Por 34 votos a 31, a Comissão de Constituição e Justiça e de Cidadania (CCJ) da Câmara dos Deputados aprovou nesta quarta-feira (22) a admissibilidade da Proposta de Emenda à Constituição (PEC) 299/13, que limita em 20 o número de ministérios que o Poder Executivo pode criar e manter (atualmente, existem 38).

A PEC deve ser analisada agora por uma comissão especial, que terá 40 sessões para apresentar um parecer. O presidente da Câmara, Eduardo Cunha, garantiu na semana passada que não há pressa para a aprovação dessa proposta, e que ela não será votada diretamente no Plenário, tendo um ritmo de tramitação normal.

A PEC é de autoria de Eduardo Cunha e foi defendida pelo PMDB, que votou em peso pela aprovação, com 11 deputados na comissão, apoiados pelos votos de todos os 7 deputados do PSDB, 2 do PTB, 2 do SD, 2 do PSC e 1 voto de PPS, PV, PHS e PEN.

Do outro lado, o PT foi contrário com 14 votos, apoiado por 4 votos do PSB, 3 do PR, 2 do PDT e 1 voto de PSD, PRB, PCdoB, Psol, PTN, PRB e PRTB. Os outros partidos, DEM, Pros e PP, se dividiram.

O relator da proposta, deputado Andre Moura (PSC-SE), disse que a CCJ acertou ao considerar a proposta constitucional, porque uma das atribuições do Legislativo é colocar limites na atuação do Executivo. “Se considerássemos essa medida inconstitucional, também seria a Lei de Responsabilidade Fiscal, que é um limite de gastos para o Executivo”, disse.

Hoje, compõem o primeiro nível do governo federal 24 ministérios, 9 secretarias com status de ministérios, além do Banco Central, Advocacia Geral da União, Controladoria-Geral da União, Gabinete de Segurança Institucional da Presidência e Casa Civil. Moura calcula em 2,54% do orçamento da União a economia com a extinção ou fusão de ministérios para atender à medida. “Pode parecer pouco, mas o governo precisa demonstrar que vai cortar na própria carne para fazer economia”, disse.

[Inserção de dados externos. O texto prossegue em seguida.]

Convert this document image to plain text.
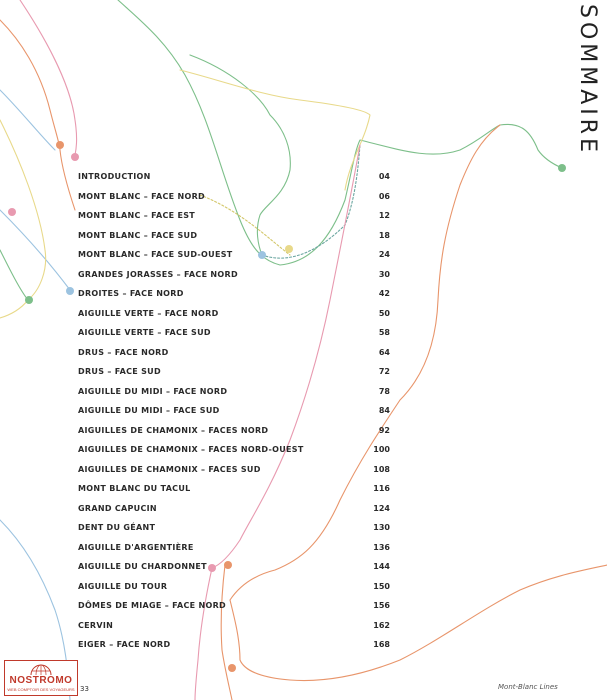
SOMMAIRE
INTRODUCTION	04
MONT BLANC – FACE NORD	06
MONT BLANC – FACE EST	12
MONT BLANC – FACE SUD	18
MONT BLANC – FACE SUD-OUEST	24
GRANDES JORASSES – FACE NORD	30
DROITES – FACE NORD	42
AIGUILLE VERTE – FACE NORD	50
AIGUILLE VERTE – FACE SUD	58
DRUS – FACE NORD	64
DRUS – FACE SUD	72
AIGUILLE DU MIDI – FACE NORD	78
AIGUILLE DU MIDI – FACE SUD	84
AIGUILLES DE CHAMONIX – FACES NORD	92
AIGUILLES DE CHAMONIX – FACES NORD-OUEST	100
AIGUILLES DE CHAMONIX – FACES SUD	108
MONT BLANC DU TACUL	116
GRAND CAPUCIN	124
DENT DU GÉANT	130
AIGUILLE D'ARGENTIÈRE	136
AIGUILLE DU CHARDONNET	144
AIGUILLE DU TOUR	150
DÔMES DE MIAGE – FACE NORD	156
CERVIN	162
EIGER – FACE NORD	168
NOSTROMO
WEB COMPTOIR DES VOYAGEURS 33	Mont-Blanc Lines
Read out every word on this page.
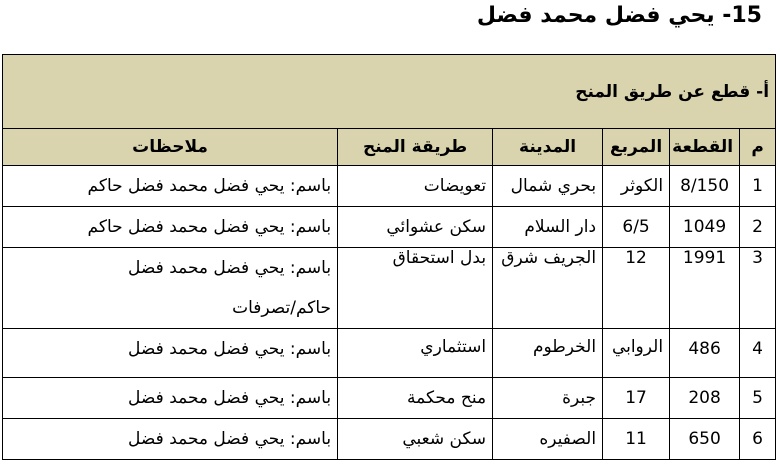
15- يحي فضل محمد فضل
أ- قطع عن طريق المنح					
م	القطعة	المربع	المدينة	طريقة المنح	ملاحظات
1	8/150	الكوثر	بحري شمال	تعويضات	باسم: يحي فضل محمد فضل حاكم

2	1049	6/5	دار السلام	سكن عشوائي	باسم: يحي فضل محمد فضل حاكم

3	1991	12	الجريف شرق	بدل استحقاق	باسم: يحي فضل محمد فضل
حاكم/تصرفات

4	486	الروابي	الخرطوم	استثماري	باسم: يحي فضل محمد فضل

5	208	17	جبرة	منح محكمة	باسم: يحي فضل محمد فضل

6	650	11	الصفيره	سكن شعبي	باسم: يحي فضل محمد فضل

Para o deputado Osmar Serraglio (PMDB-PR), que defendeu a proposta, a Constituição diz textualmente que o Congresso deve decidir sobre normas que disponham sobre criação e extinção de ministérios e, embora não possa propor essas medidas, delimitar o número de ministérios está entre as atribuições da Câmara. “O Executivo tem a exclusividade de criar cargos e extinguir cargos, mas o Legislativo pode fazer uma reforma administrativa e limitar o número de cargos, é a mesma coisa”, disse.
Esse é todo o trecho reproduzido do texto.